9th Mayor of Miami
- In office November 1919 – July 1921
- Preceded by: J.W. Watson
- Succeeded by: C.D. Leffler

Personal details
- Born: March 4, 1876 Dalton, Georgia, US
- Died: January 20, 1923 (aged 46) Atlanta, Georgia, US
- Spouse: May Garner Smith
- Children: William Pruden Smith Jr, Katherine Smith
- Profession: Attorney

Military service
- Branch/service: United States Army
- Years of service: 1918-1919
- Rank: Captain

= William Pruden Smith =

American politician

William Pruden Smith (March 4, 1876 – January 20, 1923) was a prominent attorney and the City of Miami's ninth mayor.

== Biography ==
Smith was born in Georgia but grew up in Tennessee. His paternal grandfather was a lawyer and US Congressman from Tennessee, Samuel Axley Smith.

He studied law at the University of Tennessee and spent his early career in Jacksonville, Florida where he practiced law.

He and his wife had a house in Miami as early as 1908. Mr. Smith moved to Miami in 1911 where he become the third member of the successful partnership, Shutts, Smith, and Bowen.
Notably, he was admitted to the U.S.Supreme Court Bar in 1916.

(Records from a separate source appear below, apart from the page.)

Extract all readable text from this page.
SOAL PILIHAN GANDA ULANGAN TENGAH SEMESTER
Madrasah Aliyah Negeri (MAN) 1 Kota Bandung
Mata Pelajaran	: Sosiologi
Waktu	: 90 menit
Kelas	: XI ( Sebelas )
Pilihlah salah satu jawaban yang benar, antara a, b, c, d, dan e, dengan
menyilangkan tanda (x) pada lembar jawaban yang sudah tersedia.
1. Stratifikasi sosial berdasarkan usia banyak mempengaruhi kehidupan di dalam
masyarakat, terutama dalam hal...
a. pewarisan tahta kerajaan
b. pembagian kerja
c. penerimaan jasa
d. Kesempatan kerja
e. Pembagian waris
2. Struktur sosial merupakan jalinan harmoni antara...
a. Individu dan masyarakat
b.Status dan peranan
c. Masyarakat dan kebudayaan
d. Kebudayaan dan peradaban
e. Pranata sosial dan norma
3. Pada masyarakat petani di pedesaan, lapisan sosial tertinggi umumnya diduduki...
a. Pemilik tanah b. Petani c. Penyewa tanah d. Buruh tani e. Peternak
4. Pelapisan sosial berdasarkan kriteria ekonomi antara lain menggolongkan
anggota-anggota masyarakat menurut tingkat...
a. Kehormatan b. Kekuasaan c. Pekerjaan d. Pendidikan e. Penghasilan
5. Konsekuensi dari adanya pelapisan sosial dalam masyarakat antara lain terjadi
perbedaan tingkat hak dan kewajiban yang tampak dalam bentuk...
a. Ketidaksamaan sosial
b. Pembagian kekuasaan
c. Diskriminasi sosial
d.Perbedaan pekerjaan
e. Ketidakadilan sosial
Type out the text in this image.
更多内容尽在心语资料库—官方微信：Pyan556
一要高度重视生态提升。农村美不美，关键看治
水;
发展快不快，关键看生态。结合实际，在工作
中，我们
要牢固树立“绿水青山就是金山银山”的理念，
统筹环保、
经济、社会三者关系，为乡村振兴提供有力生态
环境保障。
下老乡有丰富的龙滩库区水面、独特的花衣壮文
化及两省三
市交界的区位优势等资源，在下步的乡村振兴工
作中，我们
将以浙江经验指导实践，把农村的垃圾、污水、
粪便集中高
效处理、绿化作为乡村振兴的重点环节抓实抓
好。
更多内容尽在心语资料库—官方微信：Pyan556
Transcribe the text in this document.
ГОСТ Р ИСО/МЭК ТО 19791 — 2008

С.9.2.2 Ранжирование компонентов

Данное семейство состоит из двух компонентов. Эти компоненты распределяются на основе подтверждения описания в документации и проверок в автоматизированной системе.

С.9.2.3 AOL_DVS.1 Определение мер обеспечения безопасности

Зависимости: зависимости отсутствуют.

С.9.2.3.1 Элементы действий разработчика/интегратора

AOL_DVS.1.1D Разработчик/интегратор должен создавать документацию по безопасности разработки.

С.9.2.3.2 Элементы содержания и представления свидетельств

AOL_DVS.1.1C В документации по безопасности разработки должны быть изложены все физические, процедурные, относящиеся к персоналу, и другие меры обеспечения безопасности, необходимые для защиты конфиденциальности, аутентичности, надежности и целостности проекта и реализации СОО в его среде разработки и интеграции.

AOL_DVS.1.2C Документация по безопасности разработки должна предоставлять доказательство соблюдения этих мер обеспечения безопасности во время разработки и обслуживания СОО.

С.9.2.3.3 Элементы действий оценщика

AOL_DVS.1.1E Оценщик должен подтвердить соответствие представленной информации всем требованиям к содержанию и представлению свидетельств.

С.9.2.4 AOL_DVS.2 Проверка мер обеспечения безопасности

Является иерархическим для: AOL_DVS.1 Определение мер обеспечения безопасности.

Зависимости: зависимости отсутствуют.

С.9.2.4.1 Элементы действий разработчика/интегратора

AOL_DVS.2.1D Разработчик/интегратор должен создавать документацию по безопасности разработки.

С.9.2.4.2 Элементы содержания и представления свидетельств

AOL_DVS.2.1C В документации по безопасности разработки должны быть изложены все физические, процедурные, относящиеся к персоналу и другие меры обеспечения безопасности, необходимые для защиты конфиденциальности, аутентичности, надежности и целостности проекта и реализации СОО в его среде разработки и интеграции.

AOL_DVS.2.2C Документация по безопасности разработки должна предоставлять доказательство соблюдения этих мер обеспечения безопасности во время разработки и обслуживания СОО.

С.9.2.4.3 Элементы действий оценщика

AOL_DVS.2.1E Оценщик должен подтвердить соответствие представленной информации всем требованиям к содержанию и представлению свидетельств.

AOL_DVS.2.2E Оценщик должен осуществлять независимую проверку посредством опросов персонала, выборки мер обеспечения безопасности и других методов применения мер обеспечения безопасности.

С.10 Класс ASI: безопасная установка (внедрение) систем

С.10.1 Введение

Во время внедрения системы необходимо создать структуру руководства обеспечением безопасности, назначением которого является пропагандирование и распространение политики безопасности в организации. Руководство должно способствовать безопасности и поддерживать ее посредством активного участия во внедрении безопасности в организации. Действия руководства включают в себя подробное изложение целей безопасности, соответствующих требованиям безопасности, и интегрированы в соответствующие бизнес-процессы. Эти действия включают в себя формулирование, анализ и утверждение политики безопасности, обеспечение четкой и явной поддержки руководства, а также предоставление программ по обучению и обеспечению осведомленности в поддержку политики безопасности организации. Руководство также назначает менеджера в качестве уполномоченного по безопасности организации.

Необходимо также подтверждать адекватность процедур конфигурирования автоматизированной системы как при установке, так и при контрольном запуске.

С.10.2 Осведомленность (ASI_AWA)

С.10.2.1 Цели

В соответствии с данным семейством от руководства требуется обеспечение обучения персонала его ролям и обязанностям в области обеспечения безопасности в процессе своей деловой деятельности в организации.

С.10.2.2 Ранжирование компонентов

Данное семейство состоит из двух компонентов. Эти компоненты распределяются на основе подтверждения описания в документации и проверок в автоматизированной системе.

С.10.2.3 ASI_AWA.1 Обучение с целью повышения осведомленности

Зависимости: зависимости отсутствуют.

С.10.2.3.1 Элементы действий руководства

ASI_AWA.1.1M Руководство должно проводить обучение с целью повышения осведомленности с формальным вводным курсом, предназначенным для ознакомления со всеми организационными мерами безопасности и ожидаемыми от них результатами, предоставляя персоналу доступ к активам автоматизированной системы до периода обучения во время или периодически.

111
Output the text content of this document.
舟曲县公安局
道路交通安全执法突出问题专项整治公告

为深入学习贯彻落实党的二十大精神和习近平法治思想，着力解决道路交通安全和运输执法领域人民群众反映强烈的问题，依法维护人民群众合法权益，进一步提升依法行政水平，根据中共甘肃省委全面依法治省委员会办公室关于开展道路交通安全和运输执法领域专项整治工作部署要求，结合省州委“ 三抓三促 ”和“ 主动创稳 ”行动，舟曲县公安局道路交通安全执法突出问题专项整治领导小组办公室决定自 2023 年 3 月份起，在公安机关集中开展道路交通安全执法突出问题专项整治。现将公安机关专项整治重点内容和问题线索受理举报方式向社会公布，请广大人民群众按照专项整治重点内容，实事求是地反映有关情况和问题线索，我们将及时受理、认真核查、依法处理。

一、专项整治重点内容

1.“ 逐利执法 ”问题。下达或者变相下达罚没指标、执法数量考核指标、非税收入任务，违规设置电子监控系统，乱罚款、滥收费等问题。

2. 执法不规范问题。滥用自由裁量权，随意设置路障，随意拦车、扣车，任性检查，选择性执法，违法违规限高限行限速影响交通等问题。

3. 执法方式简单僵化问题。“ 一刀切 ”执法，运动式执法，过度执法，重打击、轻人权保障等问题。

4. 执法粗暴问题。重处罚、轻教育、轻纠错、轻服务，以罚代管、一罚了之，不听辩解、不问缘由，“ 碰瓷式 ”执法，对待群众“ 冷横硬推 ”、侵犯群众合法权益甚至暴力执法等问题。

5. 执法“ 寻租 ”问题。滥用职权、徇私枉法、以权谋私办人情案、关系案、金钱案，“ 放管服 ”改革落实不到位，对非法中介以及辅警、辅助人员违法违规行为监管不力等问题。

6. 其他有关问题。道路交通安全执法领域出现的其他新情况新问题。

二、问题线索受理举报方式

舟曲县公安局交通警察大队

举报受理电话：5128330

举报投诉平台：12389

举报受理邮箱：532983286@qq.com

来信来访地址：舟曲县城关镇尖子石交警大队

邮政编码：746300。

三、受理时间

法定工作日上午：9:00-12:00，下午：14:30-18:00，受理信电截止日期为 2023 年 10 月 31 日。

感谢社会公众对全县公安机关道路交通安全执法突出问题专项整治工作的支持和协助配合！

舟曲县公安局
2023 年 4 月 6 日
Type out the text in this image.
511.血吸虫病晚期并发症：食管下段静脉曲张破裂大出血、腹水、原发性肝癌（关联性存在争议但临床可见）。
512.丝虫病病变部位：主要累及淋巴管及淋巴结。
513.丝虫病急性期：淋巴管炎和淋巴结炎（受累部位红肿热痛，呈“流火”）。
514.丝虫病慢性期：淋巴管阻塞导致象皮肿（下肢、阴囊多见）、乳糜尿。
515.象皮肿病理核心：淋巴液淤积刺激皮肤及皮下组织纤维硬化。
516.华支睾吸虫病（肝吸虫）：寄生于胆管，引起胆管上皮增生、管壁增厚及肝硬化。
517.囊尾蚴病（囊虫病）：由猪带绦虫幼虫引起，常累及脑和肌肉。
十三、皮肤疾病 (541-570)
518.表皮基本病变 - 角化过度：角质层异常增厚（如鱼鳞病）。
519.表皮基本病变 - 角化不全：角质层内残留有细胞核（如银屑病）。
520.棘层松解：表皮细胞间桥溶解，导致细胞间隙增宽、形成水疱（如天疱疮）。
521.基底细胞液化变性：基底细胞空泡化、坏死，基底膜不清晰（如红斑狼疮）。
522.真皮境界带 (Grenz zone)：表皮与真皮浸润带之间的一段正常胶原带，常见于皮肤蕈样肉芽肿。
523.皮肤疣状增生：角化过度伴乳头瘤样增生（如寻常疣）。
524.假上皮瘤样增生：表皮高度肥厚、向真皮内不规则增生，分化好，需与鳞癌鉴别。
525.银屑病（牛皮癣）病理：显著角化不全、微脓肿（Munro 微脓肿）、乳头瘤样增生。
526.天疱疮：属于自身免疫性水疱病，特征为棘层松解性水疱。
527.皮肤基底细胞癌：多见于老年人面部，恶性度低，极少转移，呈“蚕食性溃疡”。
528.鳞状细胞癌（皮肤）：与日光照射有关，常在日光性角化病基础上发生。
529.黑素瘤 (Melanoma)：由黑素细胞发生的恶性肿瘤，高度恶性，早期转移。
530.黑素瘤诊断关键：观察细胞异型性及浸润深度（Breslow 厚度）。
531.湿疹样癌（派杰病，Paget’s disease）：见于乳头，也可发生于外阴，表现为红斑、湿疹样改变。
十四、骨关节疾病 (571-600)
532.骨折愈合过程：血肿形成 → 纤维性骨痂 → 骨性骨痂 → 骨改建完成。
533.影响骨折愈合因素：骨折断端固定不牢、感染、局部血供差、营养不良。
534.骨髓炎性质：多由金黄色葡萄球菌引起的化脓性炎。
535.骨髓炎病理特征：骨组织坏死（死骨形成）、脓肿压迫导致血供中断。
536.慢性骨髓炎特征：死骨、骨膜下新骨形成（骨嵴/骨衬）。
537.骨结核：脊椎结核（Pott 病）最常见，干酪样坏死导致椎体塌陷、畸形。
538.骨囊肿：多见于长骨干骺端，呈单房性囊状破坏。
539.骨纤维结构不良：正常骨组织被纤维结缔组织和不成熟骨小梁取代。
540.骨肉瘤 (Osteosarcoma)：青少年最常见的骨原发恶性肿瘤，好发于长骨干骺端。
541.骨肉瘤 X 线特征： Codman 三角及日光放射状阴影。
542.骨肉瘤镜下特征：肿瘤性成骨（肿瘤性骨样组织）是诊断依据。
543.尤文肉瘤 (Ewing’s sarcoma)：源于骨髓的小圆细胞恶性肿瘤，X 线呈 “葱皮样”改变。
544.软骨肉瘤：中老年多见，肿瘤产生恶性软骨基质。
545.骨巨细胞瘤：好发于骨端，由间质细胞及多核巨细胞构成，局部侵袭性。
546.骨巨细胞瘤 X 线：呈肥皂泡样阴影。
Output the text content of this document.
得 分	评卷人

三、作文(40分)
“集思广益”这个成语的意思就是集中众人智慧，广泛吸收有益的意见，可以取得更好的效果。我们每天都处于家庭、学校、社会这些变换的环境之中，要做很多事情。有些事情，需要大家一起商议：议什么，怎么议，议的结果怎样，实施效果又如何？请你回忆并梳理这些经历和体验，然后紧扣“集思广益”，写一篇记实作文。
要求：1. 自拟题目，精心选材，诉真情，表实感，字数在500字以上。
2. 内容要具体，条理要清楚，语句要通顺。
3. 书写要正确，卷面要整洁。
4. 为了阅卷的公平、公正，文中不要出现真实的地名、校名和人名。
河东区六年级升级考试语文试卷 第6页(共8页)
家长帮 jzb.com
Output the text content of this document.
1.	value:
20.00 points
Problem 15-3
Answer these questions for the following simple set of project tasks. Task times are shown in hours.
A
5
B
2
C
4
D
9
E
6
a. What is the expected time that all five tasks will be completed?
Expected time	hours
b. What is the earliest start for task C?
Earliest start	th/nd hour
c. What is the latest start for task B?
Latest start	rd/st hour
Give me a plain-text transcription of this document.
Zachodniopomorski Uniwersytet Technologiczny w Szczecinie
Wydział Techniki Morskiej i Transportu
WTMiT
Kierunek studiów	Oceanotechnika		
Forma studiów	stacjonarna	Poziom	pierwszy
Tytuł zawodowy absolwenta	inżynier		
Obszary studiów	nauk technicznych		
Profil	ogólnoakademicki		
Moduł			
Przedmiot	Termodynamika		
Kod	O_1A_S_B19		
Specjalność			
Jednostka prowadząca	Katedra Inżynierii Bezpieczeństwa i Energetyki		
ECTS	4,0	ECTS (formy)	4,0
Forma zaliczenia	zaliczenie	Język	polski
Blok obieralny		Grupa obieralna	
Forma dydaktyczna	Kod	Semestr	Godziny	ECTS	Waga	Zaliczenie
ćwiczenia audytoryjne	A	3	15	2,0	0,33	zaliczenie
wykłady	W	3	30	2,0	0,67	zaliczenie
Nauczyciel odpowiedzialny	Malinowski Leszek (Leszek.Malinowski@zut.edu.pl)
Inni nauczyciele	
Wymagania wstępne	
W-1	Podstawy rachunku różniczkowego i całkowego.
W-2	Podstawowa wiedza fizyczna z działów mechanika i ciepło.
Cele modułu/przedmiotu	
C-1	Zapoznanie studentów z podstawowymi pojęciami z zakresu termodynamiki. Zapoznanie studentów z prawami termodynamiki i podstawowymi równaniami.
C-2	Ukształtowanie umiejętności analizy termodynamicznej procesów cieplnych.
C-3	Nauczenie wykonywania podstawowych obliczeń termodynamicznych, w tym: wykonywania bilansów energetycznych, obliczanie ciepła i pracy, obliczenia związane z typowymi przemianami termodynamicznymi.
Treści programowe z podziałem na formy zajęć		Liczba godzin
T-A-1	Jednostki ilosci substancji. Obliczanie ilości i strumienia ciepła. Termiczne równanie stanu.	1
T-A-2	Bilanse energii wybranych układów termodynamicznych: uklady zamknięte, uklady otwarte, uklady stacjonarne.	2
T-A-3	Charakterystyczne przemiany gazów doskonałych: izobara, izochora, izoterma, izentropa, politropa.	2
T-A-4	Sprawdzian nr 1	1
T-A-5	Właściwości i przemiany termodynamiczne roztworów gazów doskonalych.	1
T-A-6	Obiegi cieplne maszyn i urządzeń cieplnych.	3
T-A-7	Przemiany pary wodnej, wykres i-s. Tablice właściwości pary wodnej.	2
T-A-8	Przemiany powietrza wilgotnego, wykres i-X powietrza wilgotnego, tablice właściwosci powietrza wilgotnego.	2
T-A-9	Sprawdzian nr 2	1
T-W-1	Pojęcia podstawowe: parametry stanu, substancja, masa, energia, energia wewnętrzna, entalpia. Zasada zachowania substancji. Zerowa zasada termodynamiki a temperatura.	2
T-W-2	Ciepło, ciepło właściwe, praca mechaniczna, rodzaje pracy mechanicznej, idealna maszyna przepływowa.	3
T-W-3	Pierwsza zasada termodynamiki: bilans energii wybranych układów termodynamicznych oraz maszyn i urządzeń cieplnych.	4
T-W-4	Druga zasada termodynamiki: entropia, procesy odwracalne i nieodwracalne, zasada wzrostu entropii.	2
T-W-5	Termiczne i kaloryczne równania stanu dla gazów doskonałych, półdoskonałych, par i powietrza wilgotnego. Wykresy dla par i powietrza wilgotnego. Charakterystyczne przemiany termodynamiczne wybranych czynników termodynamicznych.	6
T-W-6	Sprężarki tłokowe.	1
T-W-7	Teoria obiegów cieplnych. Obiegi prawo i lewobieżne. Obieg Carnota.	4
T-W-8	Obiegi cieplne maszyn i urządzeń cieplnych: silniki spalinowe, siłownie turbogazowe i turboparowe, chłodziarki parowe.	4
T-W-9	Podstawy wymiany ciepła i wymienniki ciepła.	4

As America joined WWI, officers were recruited from college-educated civilians. In 1917 Smith went to officer training in Georgia.

Major Smith was commander of the Dade County Guard battalion, the local volunteer militia. The County Guards were authorized by the Florida legislature in 1917 to replace the Florida National Guard, which had been called up for service in the regular United States military during World War I.

Near the end of the war he was a captain in the US Army, assigned to General Staff.

He had to leave his law practice in 1919 when he was elected Mayor of Miami. Later, Smith joined another law firm with former State Representative, Simon Pierre Robineau.

He died in Atlanta and is buried in Tennessee with his parents.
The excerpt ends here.